Support of multilingual nvidia / parakeet-tdt-0.6b-v3
Finally Nvidia delivered a multilingual version of their Parakeet TDT model which can be found here https://huggingface.co/nvidia/parakeet-tdt-0.6b-v3
I downloaded encoder, decoder and joiner from https://github.com/k2-fsa/sherpa-onnx/pull/2500 and modified ASR/tdt_asr.py to match the sha256 hashsums. I guess this approach was somehow stupid as i get below error.
uv run glados start --config configs/assistant_config.yaml
Traceback (most recent call last):
File "/home/xyz/GLaDOS/.venv/bin/glados", line 10, in <module>
sys.exit(main())
^^^^^^
File "/home/xyz/GLaDOS/src/glados/cli.py", line 340, in main
start(args.config)
File "/home/xyz/GLaDOS/src/glados/cli.py", line 242, in start
glados = Glados.from_config(glados_config)
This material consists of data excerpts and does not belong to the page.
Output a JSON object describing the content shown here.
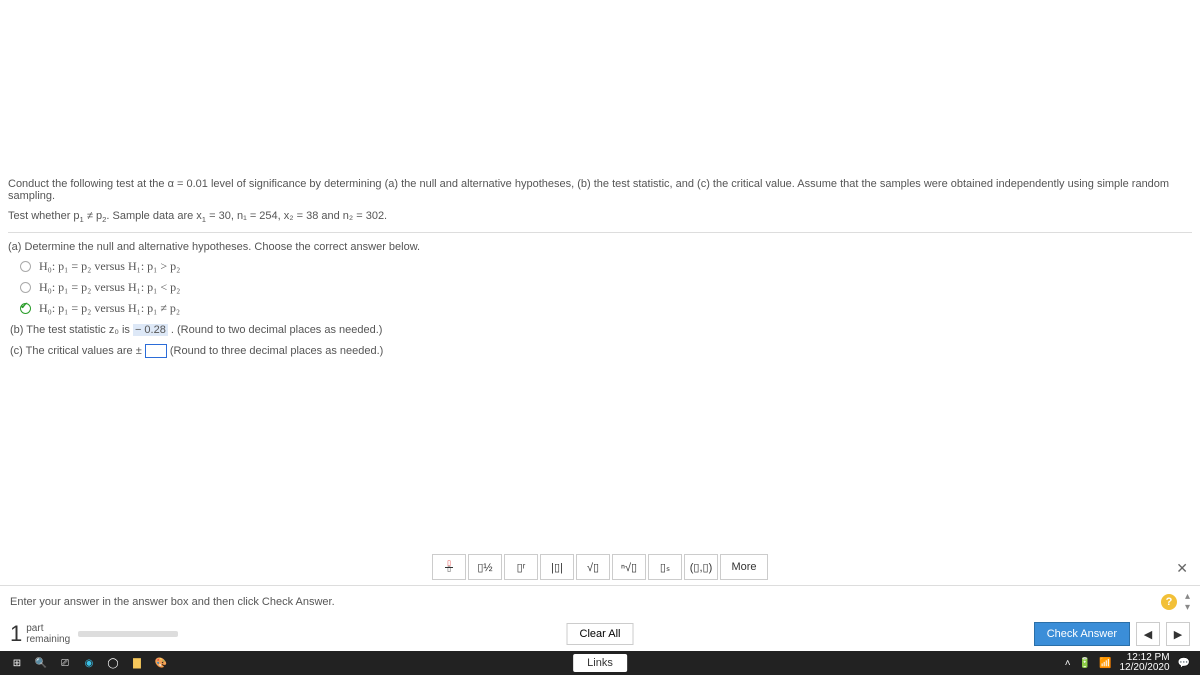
{
  "problem": {
    "line1_a": "Conduct the following test at the α = 0.01 level of significance by determining (a) the null and alternative hypotheses, (b) the test statistic, and (c) the critical value. Assume that the samples were obtained independently using simple random sampling.",
    "line2_pre": "Test whether p",
    "line2_mid": " ≠ p",
    "line2_post": ". Sample data are x",
    "line2_vals": " = 30, n₁ = 254, x₂ = 38 and n₂ = 302."
  },
  "partA": {
    "prompt": "(a) Determine the null and alternative hypotheses. Choose the correct answer below.",
    "opt1_h0": "H₀: p₁ = p₂ versus H₁: p₁ > p₂",
    "opt2_h0": "H₀: p₁ = p₂ versus H₁: p₁ < p₂",
    "opt3_h0": "H₀: p₁ = p₂ versus H₁: p₁ ≠ p₂",
    "selected_index": 2
  },
  "partB": {
    "pre": "(b) The test statistic z₀ is ",
    "value": "− 0.28",
    "post": " . (Round to two decimal places as needed.)"
  },
  "partC": {
    "pre": "(c) The critical values are ± ",
    "post": " (Round to three decimal places as needed.)"
  },
  "palette": {
    "btn_frac": "▯/▯",
    "btn_mixed": "▯½",
    "btn_exp": "▯ʳ",
    "btn_abs": "|▯|",
    "btn_sqrt": "√▯",
    "btn_nthroot": "ⁿ√▯",
    "btn_sub": "▯ₛ",
    "btn_pair": "(▯,▯)",
    "btn_more": "More"
  },
  "instr": "Enter your answer in the answer box and then click Check Answer.",
  "progress": {
    "count": "1",
    "labelA": "part",
    "labelB": "remaining"
  },
  "buttons": {
    "clear": "Clear All",
    "check": "Check Answer",
    "links": "Links"
  },
  "taskbar": {
    "time": "12:12 PM",
    "date": "12/20/2020"
  }
}
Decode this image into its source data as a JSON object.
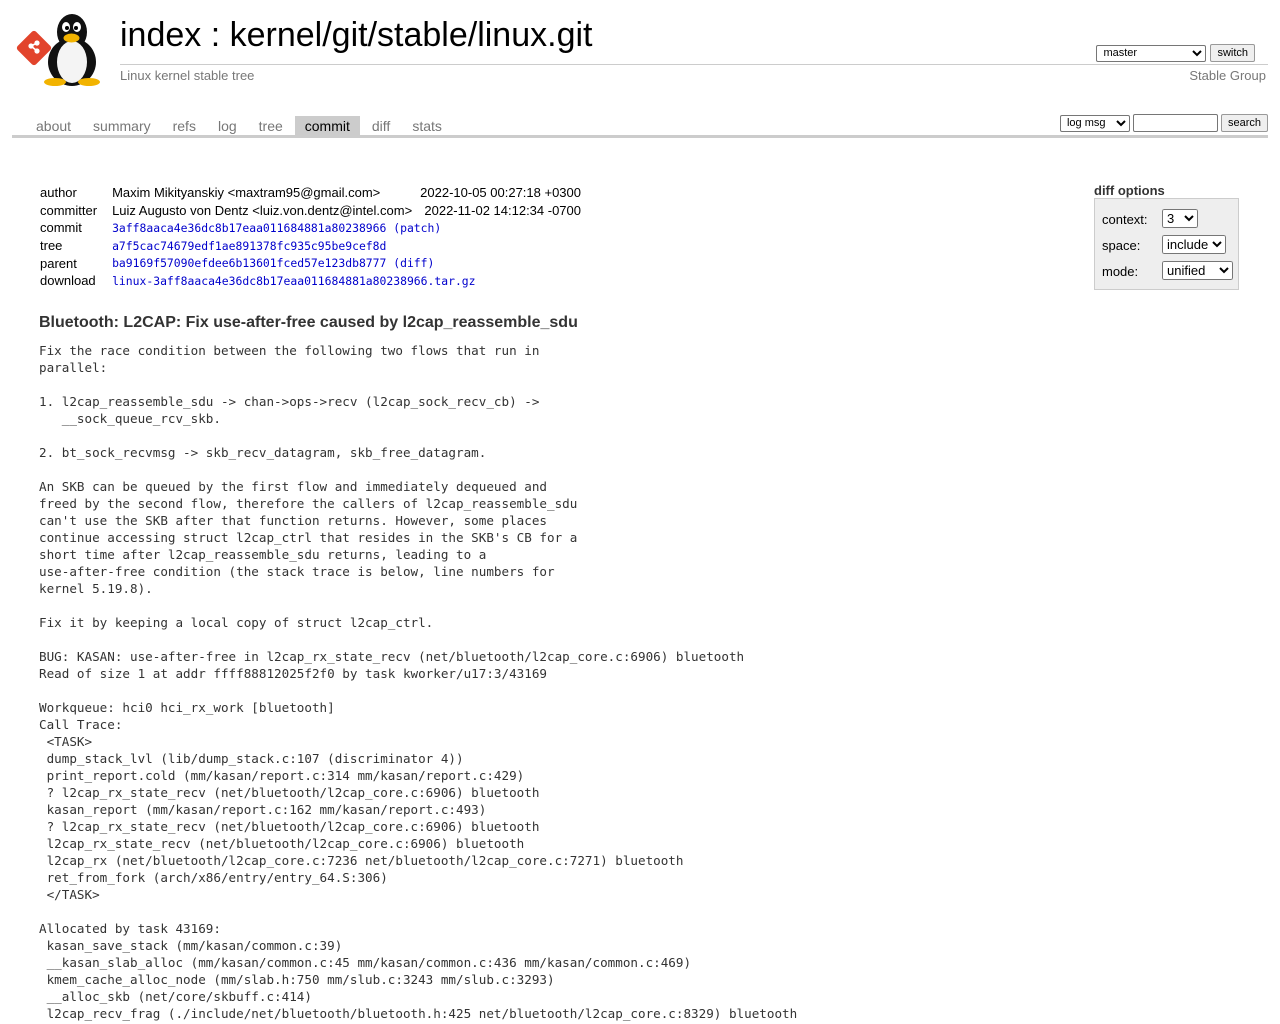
{
  "header": {
    "title_prefix": "index",
    "title_sep": " : ",
    "repo_path": "kernel/git/stable/linux.git",
    "description": "Linux kernel stable tree",
    "owner": "Stable Group",
    "branch_selected": "master",
    "switch_label": "switch"
  },
  "tabs": [
    {
      "label": "about"
    },
    {
      "label": "summary"
    },
    {
      "label": "refs"
    },
    {
      "label": "log"
    },
    {
      "label": "tree"
    },
    {
      "label": "commit",
      "active": true
    },
    {
      "label": "diff"
    },
    {
      "label": "stats"
    }
  ],
  "search": {
    "scope_selected": "log msg",
    "value": "",
    "button_label": "search"
  },
  "diff_options": {
    "title": "diff options",
    "context_label": "context:",
    "context_value": "3",
    "space_label": "space:",
    "space_value": "include",
    "mode_label": "mode:",
    "mode_value": "unified"
  },
  "commit_info": {
    "author_label": "author",
    "author": "Maxim Mikityanskiy <maxtram95@gmail.com>",
    "author_date": "2022-10-05 00:27:18 +0300",
    "committer_label": "committer",
    "committer": "Luiz Augusto von Dentz <luiz.von.dentz@intel.com>",
    "committer_date": "2022-11-02 14:12:34 -0700",
    "commit_label": "commit",
    "commit_sha": "3aff8aaca4e36dc8b17eaa011684881a80238966",
    "patch_link": "patch",
    "tree_label": "tree",
    "tree_sha": "a7f5cac74679edf1ae891378fc935c95be9cef8d",
    "parent_label": "parent",
    "parent_sha": "ba9169f57090efdee6b13601fced57e123db8777",
    "diff_link": "diff",
    "download_label": "download",
    "download_file": "linux-3aff8aaca4e36dc8b17eaa011684881a80238966.tar.gz"
  },
  "commit_subject": "Bluetooth: L2CAP: Fix use-after-free caused by l2cap_reassemble_sdu",
  "commit_message": "Fix the race condition between the following two flows that run in\nparallel:\n\n1. l2cap_reassemble_sdu -> chan->ops->recv (l2cap_sock_recv_cb) ->\n   __sock_queue_rcv_skb.\n\n2. bt_sock_recvmsg -> skb_recv_datagram, skb_free_datagram.\n\nAn SKB can be queued by the first flow and immediately dequeued and\nfreed by the second flow, therefore the callers of l2cap_reassemble_sdu\ncan't use the SKB after that function returns. However, some places\ncontinue accessing struct l2cap_ctrl that resides in the SKB's CB for a\nshort time after l2cap_reassemble_sdu returns, leading to a\nuse-after-free condition (the stack trace is below, line numbers for\nkernel 5.19.8).\n\nFix it by keeping a local copy of struct l2cap_ctrl.\n\nBUG: KASAN: use-after-free in l2cap_rx_state_recv (net/bluetooth/l2cap_core.c:6906) bluetooth\nRead of size 1 at addr ffff88812025f2f0 by task kworker/u17:3/43169\n\nWorkqueue: hci0 hci_rx_work [bluetooth]\nCall Trace:\n <TASK>\n dump_stack_lvl (lib/dump_stack.c:107 (discriminator 4))\n print_report.cold (mm/kasan/report.c:314 mm/kasan/report.c:429)\n ? l2cap_rx_state_recv (net/bluetooth/l2cap_core.c:6906) bluetooth\n kasan_report (mm/kasan/report.c:162 mm/kasan/report.c:493)\n ? l2cap_rx_state_recv (net/bluetooth/l2cap_core.c:6906) bluetooth\n l2cap_rx_state_recv (net/bluetooth/l2cap_core.c:6906) bluetooth\n l2cap_rx (net/bluetooth/l2cap_core.c:7236 net/bluetooth/l2cap_core.c:7271) bluetooth\n ret_from_fork (arch/x86/entry/entry_64.S:306)\n </TASK>\n\nAllocated by task 43169:\n kasan_save_stack (mm/kasan/common.c:39)\n __kasan_slab_alloc (mm/kasan/common.c:45 mm/kasan/common.c:436 mm/kasan/common.c:469)\n kmem_cache_alloc_node (mm/slab.h:750 mm/slub.c:3243 mm/slub.c:3293)\n __alloc_skb (net/core/skbuff.c:414)\n l2cap_recv_frag (./include/net/bluetooth/bluetooth.h:425 net/bluetooth/l2cap_core.c:8329) bluetooth",
  "colors": {
    "link": "#0000cc",
    "muted": "#777777",
    "tab_active_bg": "#cccccc",
    "text": "#333333"
  }
}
^^^^^^^^^^^^^^^^^^^^^^^^^^^^^^^^^
File "/home/xyz/GLaDOS/src/glados/engine.py", line 286, in from_config
asr_model = get_audio_transcriber(
^^^^^^^^^^^^^^^^^^^^^^
File "/home/xyz/GLaDOS/src/glados/ASR/__init__.py", line 44, in get_audio_transcriber
return TDTTranscriber()
^^^^^^^^^^^^^^^^
File "/home/xyz/GLaDOS/src/glados/ASR/tdt_asr.py", line 338, in __init__
raise ValueError(
ValueError: Joiner output dimension mismatch: expected 1030, got 8198
What needs to be done to get Parakeet v3 working with Glados?
maybe.you need to.check the model configs. Ideally, the dimension info should be read from the.model.
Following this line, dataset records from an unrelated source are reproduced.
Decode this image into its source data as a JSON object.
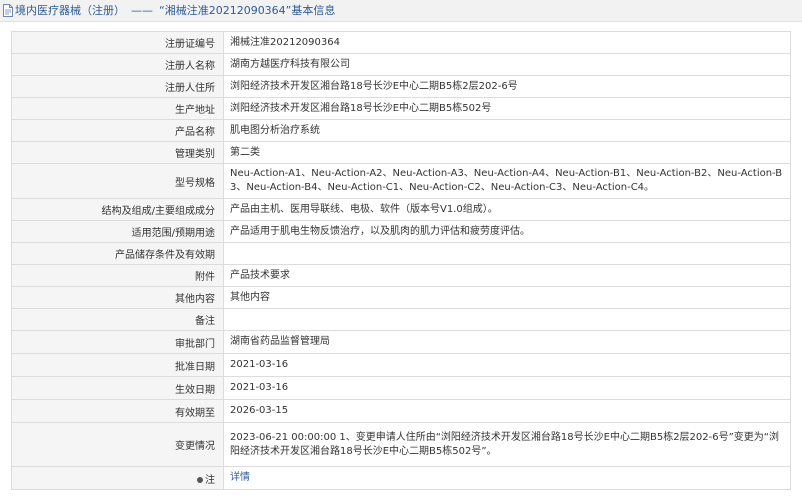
{
  "header": {
    "category": "境内医疗器械（注册）",
    "separator": "——",
    "title": "“湘械注准20212090364”基本信息"
  },
  "rows": [
    {
      "label": "注册证编号",
      "value": "湘械注准20212090364"
    },
    {
      "label": "注册人名称",
      "value": "湖南方越医疗科技有限公司"
    },
    {
      "label": "注册人住所",
      "value": "浏阳经济技术开发区湘台路18号长沙E中心二期B5栋2层202-6号"
    },
    {
      "label": "生产地址",
      "value": "浏阳经济技术开发区湘台路18号长沙E中心二期B5栋502号"
    },
    {
      "label": "产品名称",
      "value": "肌电图分析治疗系统"
    },
    {
      "label": "管理类别",
      "value": "第二类"
    },
    {
      "label": "型号规格",
      "value": "Neu-Action-A1、Neu-Action-A2、Neu-Action-A3、Neu-Action-A4、Neu-Action-B1、Neu-Action-B2、Neu-Action-B3、Neu-Action-B4、Neu-Action-C1、Neu-Action-C2、Neu-Action-C3、Neu-Action-C4。"
    },
    {
      "label": "结构及组成/主要组成成分",
      "value": "产品由主机、医用导联线、电极、软件（版本号V1.0组成）。"
    },
    {
      "label": "适用范围/预期用途",
      "value": "产品适用于肌电生物反馈治疗，以及肌肉的肌力评估和疲劳度评估。"
    },
    {
      "label": "产品储存条件及有效期",
      "value": ""
    },
    {
      "label": "附件",
      "value": "产品技术要求"
    },
    {
      "label": "其他内容",
      "value": "其他内容"
    },
    {
      "label": "备注",
      "value": ""
    },
    {
      "label": "审批部门",
      "value": "湖南省药品监督管理局"
    },
    {
      "label": "批准日期",
      "value": "2021-03-16"
    },
    {
      "label": "生效日期",
      "value": "2021-03-16"
    },
    {
      "label": "有效期至",
      "value": "2026-03-15"
    },
    {
      "label": "变更情况",
      "value": "2023-06-21 00:00:00 1、变更申请人住所由“浏阳经济技术开发区湘台路18号长沙E中心二期B5栋2层202-6号”变更为“浏阳经济技术开发区湘台路18号长沙E中心二期B5栋502号”。"
    }
  ],
  "note_row": {
    "label": "注",
    "link": "详情"
  },
  "icons": {
    "header": "document-icon",
    "note": "note-dot-icon"
  },
  "colors": {
    "header_text": "#2f5b96",
    "label_bg": "#f5f5f5",
    "border": "#dcdcdc",
    "link": "#2f5b96"
  }
}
Still on holiday, should be a quick fix when I'm back.
It will need Prompt translations, and GLaDOS voices for each supported language though.
Maybe let's discuss this in the Discord. I'll need help getting this done.
I'm also looking forward to multilingual support and already made some attempts in that direction. Replacing ASR model with new multilingual v3 version should be rather easy and obviously we will need to train new Piper voice (most difficult part) and modify prompts (I don't think we need to necessarily translate them entirely, it should be enough to add something like "always reply in X language"). We should probably have some dicts in config file, specifying supported languages, paths to their Piper voice models etc.
However, I think current code's main limitation is actually not in ASR but in TTS part, where we rely on some English-specific phonemizers etc. It would require some refactor to make that part work in other languages, but it's definitely doable.
It's not too bad actually.
The TTS is phoneme based. I didn't like the GPL licence of espeak-ng, so I created my own neural net phonemiser (autoregressive, I never published the training code, sorry).
However, we can use espeak-ng for all the languages used by the ASR, and train the TTS using the phonemes generated with the specified language.
This is how it's done with Piper, but I find that package way too bloated for my purposes.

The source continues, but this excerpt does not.